The Graveyard Book

“Nick,” said Mo, “I’m scared.”

 

 

Fear is contagious. You can catch it. Sometimes all it takes is for someone to say that they’re scared for the fear to become real. Mo was terrified, and now Nick was too.

 

Nick didn’t say anything. He just ran, and Mo ran close on his heels. The streetlights were coming on as they ran back towards the world, turning the twilight into night, making the shadows into dark places in which anything could be happening.

 

They ran until they reached Nick’s house, and they went inside and turned on all the lights, and Mo called her mother and demanded, half crying, to be picked up and driven the short distance to her own house, because she wasn’t walking home that night.

 

Bod had watched them run with satisfaction.

 

“That was good, dear,” said someone behind him, a tall woman in white. “A nice Fade, first. Then the Fear.”

 

“Thank you,” said Bod. “I hadn’t even tried the Fear out on living people. I mean, I knew the theory, but. Well.”

 

“It worked a treat,” she said, cheerfully. “I’m Amabella Persson.”

 

“Bod. Nobody Owens.”

 

“The live boy? From the big graveyard on the hill? Really?”

 

“Um.” Bod hadn’t realized that anyone knew who he was beyond his own graveyard. Amabella was knocking on the side of the tomb. “Roddy? Portunia? Come and see who’s here!”

 

There were three of them there, then, and Amabella was introducing Bod and he was shaking hands and saying, “Charmed, I am sure,” because he could greet people politely over nine hundred years of changing manners.

 

“Master Owens here was frightening some children who doubtless deserved it,” Amabella was explaining.

 

“Good show,” said Roderick Persson. “Bounders guilty of reprehensible behavior, eh?”

 

“They were bullies,” said Bod. “Making kids hand over their pocket money. Stuff like that.”

 

“A Frightening is certainly a good beginning,” said Portunia Persson, who was a stout woman, much older than Amabella. “And what have you planned if it does not work?”

 

“I hadn’t really thought—” Bod began, but Amabella interrupted.

 

“I should suggest that Dreamwalking might be the most efficient remedy. You can Dreamwalk, can you not?”

 

“I’m not sure,” said Bod. “Mister Pennyworth showed me how, but I haven’t really—well, there’s things I only really know in theory, and—”

 

Portunia Persson said, “Dreamwalking is all very well, but might I suggest a good Visitation? That’s the only language that these people understand.”

 

“Oh,” said Amabella. “A Visitation?
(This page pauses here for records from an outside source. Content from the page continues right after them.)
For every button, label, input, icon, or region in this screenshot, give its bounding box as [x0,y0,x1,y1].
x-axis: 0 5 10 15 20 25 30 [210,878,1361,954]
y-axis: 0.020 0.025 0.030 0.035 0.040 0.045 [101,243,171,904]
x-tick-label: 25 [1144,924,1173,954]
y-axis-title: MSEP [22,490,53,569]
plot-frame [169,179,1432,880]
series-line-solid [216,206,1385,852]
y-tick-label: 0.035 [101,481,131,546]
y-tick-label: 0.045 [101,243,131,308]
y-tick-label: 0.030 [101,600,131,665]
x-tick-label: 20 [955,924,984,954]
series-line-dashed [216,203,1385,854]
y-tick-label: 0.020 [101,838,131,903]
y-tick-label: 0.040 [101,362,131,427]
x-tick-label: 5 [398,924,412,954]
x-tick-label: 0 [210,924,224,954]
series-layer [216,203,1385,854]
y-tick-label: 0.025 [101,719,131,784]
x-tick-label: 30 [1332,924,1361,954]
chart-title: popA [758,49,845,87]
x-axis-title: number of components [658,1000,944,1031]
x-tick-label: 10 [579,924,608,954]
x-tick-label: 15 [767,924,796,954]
Portunia my dear, I don’t really think so–-”

 

“No, you don’t. Luckily, one of us thinks.”

 

“I have to be getting home,” said Bod, hastily. “They’ll be worrying about me.”

 

“Of course,” said the Persson family, and “Lovely to meet you,” and “A very good evening to you, young man.” Amabella Persson and Portunia Persson glared at each other. Roderick Persson said, “If you’ll forgive me asking, but your guardian. He is well?”

 

“Silas? Yes, he’s fine.”

 

“Give him our regards. I’m afraid a small churchyard like this, well, we’re never going to meet an actual member of the Honour Guard. Still. It’s good to know that they’re there.”

 

“Good night,” said Bod, who had no idea what the man was talking about, but filed it away for later. “I’ll tell him.”

 

He picked up his bag of schoolbooks, and he walked home, taking comfort in the shadows.

 

 

 

Going to school with the living did not excuse Bod from his lessons with the dead. The nights were long, and sometimes Bod would apologize and crawl to bed exhausted before midnight. Mostly, he just kept going.

 

Mr. Pennyworth had little to complain of these days. Bod studied hard, and asked questions. Tonight Bod asked about Hauntings, getting more and more specific, which exasperated Mr. Pennyworth, who had never gone in for that sort of thing himself.

 

“How exactly do I make a cold spot in the air?” he asked, and “I think I’ve got Fear down, but how do I take it up all the way to Terror?” and Mr. Pennyworth sighed and hurrumphed and did his best to explain, and it was gone four in the morning before they were done.

 

Bod was tired at school the next day. The first class was History—a subject Bod mostly enjoyed, although he often had to resist the urge to say that it hadn’t happened like that, not according to people who had been there anyway—but this morning Bod was fighting to stay awake.